After nearly five years of declining values and false starts, I’m happy to report that the recession is in the rearview mirror and a healthy economic recovery is on solid footing — particularly in Seattle.

According to Forbes Magazine, the Seattle economy was poised to come out of the recession first and remain healthy for years to come. Indeed, Seattle real estate is recovering at a faster pace than the rest of the nation: It’s no longer a buyer’s market in Seattle. It was recently reported that Seattle is among the top-10 seller’s markets in the nation. Record-low interest rates and the shrinking inventory of available homes are driving the rapid turnaround in home prices.

 

Pent-up demand

The newest data shows that the annual slow-down in November sales didn’t really happen as expected: Buyers kept buying. For my business, December is already busier than November. You can attribute the surge in business to pent-up demand that has been idle, waiting on the sidelines for a sign that real estate is once again a safe investment. 

In 2013, there will be more good news for the Seattle real estate market. You can expect double-digit increases in property values. Expert forecasts predicted a 15-percent increase in home values between June 2012 and June 2013. At midpoint (December 2012) King County real estate values have increased 14.9 percent. 

Seattle is ahead of the expert forecasts by a substantial margin. I’m confident we will see an additional 10-percent appreciation in 2013, making for a cumulative increase in home prices of 25 percent in just two years. 

A better year ahead

If you’re planning to buy a home in 2013, I encourage you to fast-forward your plan to buy. Each passing day means higher prices. 

If you’re planning to sell in 2013, I recommend listing your property in the first quarter, January to April. The data shows that early buyers tend to pay more for what they want. In addition, if your home is in good condition and in a nice neighborhood, you should expect multiple offers, which result in a sale at full price and likely in excess of the listed price. 

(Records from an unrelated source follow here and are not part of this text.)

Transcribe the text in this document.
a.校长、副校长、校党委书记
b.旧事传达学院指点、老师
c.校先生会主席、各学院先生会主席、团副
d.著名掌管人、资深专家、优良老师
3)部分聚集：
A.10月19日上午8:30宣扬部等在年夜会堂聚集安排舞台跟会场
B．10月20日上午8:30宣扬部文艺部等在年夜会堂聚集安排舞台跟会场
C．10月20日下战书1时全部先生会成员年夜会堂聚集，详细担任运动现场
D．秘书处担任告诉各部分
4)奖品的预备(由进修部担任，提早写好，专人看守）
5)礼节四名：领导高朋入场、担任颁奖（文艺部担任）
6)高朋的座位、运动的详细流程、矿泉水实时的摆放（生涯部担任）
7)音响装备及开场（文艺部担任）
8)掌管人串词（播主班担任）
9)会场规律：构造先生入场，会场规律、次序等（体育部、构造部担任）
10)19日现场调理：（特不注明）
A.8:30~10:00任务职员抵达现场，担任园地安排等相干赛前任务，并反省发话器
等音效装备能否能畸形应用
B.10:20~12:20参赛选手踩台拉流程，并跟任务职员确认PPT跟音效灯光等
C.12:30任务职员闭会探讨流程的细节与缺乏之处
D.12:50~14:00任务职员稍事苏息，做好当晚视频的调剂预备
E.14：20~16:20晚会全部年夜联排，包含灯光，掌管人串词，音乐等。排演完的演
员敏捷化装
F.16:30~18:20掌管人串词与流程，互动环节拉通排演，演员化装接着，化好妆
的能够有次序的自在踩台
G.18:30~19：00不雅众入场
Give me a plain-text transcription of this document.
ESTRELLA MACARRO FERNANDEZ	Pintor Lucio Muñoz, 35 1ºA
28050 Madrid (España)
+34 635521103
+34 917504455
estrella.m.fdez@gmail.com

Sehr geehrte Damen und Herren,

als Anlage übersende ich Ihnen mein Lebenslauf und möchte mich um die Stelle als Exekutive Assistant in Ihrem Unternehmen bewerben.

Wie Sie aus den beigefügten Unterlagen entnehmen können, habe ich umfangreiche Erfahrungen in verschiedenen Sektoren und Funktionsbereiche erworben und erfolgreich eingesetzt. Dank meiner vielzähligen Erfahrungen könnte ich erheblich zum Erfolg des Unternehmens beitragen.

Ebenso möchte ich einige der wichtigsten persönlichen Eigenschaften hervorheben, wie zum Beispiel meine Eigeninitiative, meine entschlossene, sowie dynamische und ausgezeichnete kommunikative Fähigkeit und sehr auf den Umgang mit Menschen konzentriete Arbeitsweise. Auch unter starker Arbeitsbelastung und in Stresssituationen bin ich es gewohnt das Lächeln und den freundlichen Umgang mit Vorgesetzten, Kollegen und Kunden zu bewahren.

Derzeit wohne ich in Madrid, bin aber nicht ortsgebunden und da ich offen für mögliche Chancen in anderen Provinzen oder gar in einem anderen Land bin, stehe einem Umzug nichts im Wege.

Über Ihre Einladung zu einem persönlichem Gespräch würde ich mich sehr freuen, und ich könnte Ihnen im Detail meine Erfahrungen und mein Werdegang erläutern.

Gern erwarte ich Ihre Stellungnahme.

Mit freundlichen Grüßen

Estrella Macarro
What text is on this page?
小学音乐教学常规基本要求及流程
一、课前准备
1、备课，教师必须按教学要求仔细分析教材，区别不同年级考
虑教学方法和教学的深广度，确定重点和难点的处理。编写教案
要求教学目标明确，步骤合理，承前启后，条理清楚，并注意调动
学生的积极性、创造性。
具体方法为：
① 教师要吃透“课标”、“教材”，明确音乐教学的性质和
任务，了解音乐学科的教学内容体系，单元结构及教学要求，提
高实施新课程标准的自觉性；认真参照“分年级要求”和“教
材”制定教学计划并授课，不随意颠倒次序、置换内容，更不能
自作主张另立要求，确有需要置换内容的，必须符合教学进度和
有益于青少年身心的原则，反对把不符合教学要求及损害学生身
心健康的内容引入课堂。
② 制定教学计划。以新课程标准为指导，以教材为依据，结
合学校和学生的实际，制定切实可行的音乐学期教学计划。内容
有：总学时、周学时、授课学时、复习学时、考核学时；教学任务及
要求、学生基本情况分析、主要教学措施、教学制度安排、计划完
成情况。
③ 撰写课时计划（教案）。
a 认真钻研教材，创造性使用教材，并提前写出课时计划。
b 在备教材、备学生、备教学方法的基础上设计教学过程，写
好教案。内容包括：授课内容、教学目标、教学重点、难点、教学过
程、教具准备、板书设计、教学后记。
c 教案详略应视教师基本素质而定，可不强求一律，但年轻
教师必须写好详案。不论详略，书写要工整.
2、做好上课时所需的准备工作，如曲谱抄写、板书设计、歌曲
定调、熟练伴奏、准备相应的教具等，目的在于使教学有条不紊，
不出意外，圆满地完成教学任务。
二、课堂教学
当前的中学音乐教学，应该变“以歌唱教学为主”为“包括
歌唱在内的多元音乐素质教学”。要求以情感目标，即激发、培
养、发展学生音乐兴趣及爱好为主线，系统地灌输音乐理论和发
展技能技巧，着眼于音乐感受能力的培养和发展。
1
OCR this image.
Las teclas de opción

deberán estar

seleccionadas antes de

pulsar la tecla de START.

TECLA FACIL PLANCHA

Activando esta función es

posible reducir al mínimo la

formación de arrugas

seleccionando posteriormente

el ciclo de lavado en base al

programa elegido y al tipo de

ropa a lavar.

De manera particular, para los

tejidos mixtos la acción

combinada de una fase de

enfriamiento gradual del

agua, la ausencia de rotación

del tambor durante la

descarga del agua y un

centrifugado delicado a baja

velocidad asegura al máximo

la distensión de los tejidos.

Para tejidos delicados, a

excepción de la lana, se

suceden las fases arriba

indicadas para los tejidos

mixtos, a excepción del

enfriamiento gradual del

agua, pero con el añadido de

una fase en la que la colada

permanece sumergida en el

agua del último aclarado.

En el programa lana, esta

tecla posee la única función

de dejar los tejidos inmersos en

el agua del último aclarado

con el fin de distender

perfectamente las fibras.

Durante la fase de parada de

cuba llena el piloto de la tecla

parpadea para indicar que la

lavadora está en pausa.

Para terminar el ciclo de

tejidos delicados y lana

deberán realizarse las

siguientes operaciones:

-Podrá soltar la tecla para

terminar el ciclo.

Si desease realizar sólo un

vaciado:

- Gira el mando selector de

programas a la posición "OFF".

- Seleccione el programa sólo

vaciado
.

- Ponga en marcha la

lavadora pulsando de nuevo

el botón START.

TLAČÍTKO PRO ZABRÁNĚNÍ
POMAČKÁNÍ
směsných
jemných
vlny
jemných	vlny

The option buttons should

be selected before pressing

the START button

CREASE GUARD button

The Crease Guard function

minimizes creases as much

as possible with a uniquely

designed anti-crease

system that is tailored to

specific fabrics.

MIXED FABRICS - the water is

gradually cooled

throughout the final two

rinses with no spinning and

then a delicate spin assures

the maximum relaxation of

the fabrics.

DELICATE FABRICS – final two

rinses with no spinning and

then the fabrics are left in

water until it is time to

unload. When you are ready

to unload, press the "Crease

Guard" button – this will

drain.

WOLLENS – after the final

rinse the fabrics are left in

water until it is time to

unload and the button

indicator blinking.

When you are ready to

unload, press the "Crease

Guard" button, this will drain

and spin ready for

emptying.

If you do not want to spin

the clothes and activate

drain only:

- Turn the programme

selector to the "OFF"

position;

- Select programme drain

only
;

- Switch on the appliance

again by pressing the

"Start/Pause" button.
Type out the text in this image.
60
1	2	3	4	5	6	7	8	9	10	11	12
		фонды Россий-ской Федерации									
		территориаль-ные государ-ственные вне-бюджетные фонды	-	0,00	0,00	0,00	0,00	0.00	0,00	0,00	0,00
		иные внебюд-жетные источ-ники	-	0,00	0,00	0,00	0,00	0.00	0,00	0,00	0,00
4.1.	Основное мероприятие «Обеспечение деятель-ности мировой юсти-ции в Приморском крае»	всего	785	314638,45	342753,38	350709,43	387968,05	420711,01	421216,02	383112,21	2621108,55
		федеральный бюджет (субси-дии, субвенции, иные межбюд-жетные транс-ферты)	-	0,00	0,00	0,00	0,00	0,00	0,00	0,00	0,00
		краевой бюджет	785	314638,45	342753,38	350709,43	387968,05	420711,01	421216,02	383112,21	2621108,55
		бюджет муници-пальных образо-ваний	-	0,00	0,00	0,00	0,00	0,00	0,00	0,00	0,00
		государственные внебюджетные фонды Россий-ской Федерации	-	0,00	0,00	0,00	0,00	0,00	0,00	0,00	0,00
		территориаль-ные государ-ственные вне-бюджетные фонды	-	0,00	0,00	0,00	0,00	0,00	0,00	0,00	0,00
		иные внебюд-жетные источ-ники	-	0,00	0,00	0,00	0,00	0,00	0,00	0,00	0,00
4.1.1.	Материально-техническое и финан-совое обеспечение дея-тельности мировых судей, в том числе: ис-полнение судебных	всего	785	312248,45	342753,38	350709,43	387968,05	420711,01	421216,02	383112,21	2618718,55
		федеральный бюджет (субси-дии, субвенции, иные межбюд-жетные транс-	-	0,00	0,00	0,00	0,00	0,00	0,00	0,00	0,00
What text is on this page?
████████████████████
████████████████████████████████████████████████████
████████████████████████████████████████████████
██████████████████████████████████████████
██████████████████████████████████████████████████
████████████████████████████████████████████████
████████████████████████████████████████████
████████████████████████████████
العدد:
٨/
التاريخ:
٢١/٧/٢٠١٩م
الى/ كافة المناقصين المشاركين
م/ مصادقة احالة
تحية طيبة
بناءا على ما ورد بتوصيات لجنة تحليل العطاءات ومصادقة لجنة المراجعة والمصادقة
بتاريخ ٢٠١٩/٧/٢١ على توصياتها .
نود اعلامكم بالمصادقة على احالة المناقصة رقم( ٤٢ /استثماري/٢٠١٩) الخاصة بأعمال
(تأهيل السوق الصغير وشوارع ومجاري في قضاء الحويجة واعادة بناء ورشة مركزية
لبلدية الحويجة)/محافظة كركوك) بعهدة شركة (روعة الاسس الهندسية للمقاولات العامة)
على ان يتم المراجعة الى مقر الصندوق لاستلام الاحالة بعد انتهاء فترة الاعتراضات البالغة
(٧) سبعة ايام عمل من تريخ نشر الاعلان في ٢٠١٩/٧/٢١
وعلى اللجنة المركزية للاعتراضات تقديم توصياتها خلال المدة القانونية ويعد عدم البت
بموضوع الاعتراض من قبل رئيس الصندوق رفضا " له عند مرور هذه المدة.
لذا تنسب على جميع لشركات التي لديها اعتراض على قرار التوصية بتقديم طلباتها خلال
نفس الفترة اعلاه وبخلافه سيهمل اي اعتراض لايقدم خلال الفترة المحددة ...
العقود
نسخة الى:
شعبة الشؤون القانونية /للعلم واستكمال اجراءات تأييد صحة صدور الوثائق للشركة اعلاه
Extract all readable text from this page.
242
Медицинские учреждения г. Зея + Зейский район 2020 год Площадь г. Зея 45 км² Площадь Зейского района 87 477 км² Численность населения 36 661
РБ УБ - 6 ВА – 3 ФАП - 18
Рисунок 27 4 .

For sellers, be wary of “pre-approval” letters from buyers. The lending landscape has changed dramatically: It’s more difficult for buyers to qualify for loans. Some lenders will cough out an official-looking letter, promising the buyer is qualified. Ask lots of questions about the buyer’s qualifications before you enter into any contract. 

For buyers, 2013 is going to be a better year for obtaining a mortgage loan. For years, lenders offered unrealistic loans to buyers, resulting in the mortgage meltdown — all that has changed. New lending guidelines have made getting a mortgage much more difficult. 

You can expect lenders to relax the rules a bit in 2013. It will become easier to obtain a new mortgage in 2013, especially later in the year. Unfortunately, while it will become easier to qualify for a mortgage, home prices will continue to rise. If you have good credit and you are pre-approved for a loan, get in touch with a Realtor today — there is no advantage to waiting. 

For real estate investors, 2013 will bring both good and bad news. Competition for investment properties will increase, driving up prices — that’s the bad news. Investors looking to buy should buy early and ride the wave of rising appreciation for the remainder of the year. 

There is also good news for those who own investment properties. The value of your investment will increase in 2013. (Although, it’s possible an increase in the capital-gains tax may take a bite out of your profits if you sell in 2013.)

Thank you to all my readers, and especially to those who sent me questions in 2012. I prepare each column with a goal of demystifying the process of buying and selling real estate. Your questions help make this column better.